How Barack Banned Christmas

A FOX NEWS Christmas Tale

Every host
Down at Fox News
Liked Christmas a lot . . .

But Barack,
Who was never on Fox News,
Did NOT!

Barack hated Christmas! The whole Christmas season!
Which hosts at Fox News all regarded as treason.
It could be, they hinted, that his head’s not on right.
It could be he hates Christmas cuz he’s not White.
Aha!, said the hosts. He’s an Atheist or ‘e
Is MUSLIM—O Glory—we just broke the story!

Whatever the reason,
His skin or his views,
He stood there on Christmas Eve, hating Fox News.
“I need a plan,” he said, “to ban Christmas so
I’ll hang pretty lights and I’ll hang mistletoe!
I’ll say Merry Christmas—I won’t say Holidays!
I’ll say Merry Christmas in so many ways!
MERRY Christmas! And so it don’t sound like mockings
I’ll say it while hanging up Christmas-y stockings!
I’ll say it on TV! To improve the optics
I’ll say it to Christians from Baptists to Coptics!”

The Fox Newsian hosts knew his plan was a ploy,
A dastardly plot for Barack to deploy
Liberal agendas such as Death Panels and . . .
A BAN on Christmas in this Christian-y land.
“Not,” said the Foxer who got paid the most highly,
“On my watch,” proclaimed the great great Bill O’Reilly.
That night while good children did dream in their beds
Of opening up toy guns to shoot pretend Reds
Bill O’Reilly was plotting a plot of his own,
A plot to save Christmas, which O’Reilly alone
Of ALL of mankind could hope to ever ever
Achieve or accomplish or even endeavor.

And so to save Christmas from anti-God PC
Culture he flew in his jet down to DC.
He sneaked into the White House, with its phony cheer,
And said, “No, sir. Not here. No no NO! Not this year!”
And then he enacted his masterful plan,
A plan to discover Barack’s Holy Quran!
He looked in the cupboards, he looked in the drawers,
He looked in the bathrooms while down on all fours.
He looked inside offices round, square, and oval.
He was tiring and bored and growing less hopeval,
But then from outside and just all of a sudden
He heard a loud BUMP and a CRASH and a THUD in
The famously famous and rosy Rose Garden.
His nerve he did steel and his heart he did harden—
He looked, he saw, lying there in red pajama
S, Mr. Barack Hussein “Osama” OBAMA!
However, Bill learned, when he looked a bit closer,
That Christmas-hater was a Santa Claus poseur.
Obama looked up and said, “Oh, hey there, Billy.
Lend me a hand up. I sure do feel silly.
I was trying to climb down with this sack of presents.
I’m ever so grateful for your Foxy presence.”
Bill O’Reilly was outraged, and irked, mad, and vexed!
If this travesty stood—O good Lord! O what next?
This was mater’al for his next No-Spin rant, a—
Who’d ever have thunk it?—a damn BLACK man Santa?!
Bill flew from the White House in righteous ‘dignation
And flew back to New York to inform the nation
That Christmas was ruined and forever tarnished.
He spoke with a truth raw and real and unvarnished.
So Christmas was canceled, so Barack got his ban,
But Jesus came down and He installed a White Man
Back inside the White House, thus returning honor
To this re-great country. Barack . . . was a goner.

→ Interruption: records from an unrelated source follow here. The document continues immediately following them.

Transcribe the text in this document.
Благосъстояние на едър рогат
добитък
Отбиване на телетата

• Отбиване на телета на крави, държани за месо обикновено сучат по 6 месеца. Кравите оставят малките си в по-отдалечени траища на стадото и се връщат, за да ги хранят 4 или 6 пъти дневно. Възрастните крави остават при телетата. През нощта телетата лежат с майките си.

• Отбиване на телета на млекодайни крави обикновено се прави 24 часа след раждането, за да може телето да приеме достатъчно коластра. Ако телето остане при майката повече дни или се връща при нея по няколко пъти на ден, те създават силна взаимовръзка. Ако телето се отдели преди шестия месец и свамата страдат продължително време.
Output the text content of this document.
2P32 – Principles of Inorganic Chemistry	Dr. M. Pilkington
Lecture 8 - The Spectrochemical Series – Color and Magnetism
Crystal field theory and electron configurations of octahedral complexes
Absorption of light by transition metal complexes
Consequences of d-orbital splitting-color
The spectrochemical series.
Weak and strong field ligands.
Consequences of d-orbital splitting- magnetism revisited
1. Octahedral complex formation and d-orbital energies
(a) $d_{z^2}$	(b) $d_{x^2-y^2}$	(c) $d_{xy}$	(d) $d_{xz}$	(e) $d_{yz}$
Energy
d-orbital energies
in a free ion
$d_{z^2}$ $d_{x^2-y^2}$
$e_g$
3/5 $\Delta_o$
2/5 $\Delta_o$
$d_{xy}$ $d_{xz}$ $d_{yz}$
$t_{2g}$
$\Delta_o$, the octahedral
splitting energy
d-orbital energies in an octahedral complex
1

Bill was a hero, but he came out a victim,
For PC enforcers fought back and they licked ‘im.
They invented the rusiest, sleaziest ruse
To gotcha O’Reilly, get him BANNED from Fox News
By spreading—NO not cheer, but cruel yet true tales
Of harassment by Bill and his owner, Rog Ailes.

O’Reilly’s forgotten, might even be dead now—
Shhhhhh! White Santa’s coming so get off to bed now!
Give thanks to who vanquished that Barack-ly Grumpus,

MERRY CHRISTMAS TO ALL! (‘cept for Muslims and gays,
Dems, fems, and heathens who say Happy Holidays).
But to conservytive Christians—and certain Jews—
Merry MERRY Christmas from your friends at Fox News!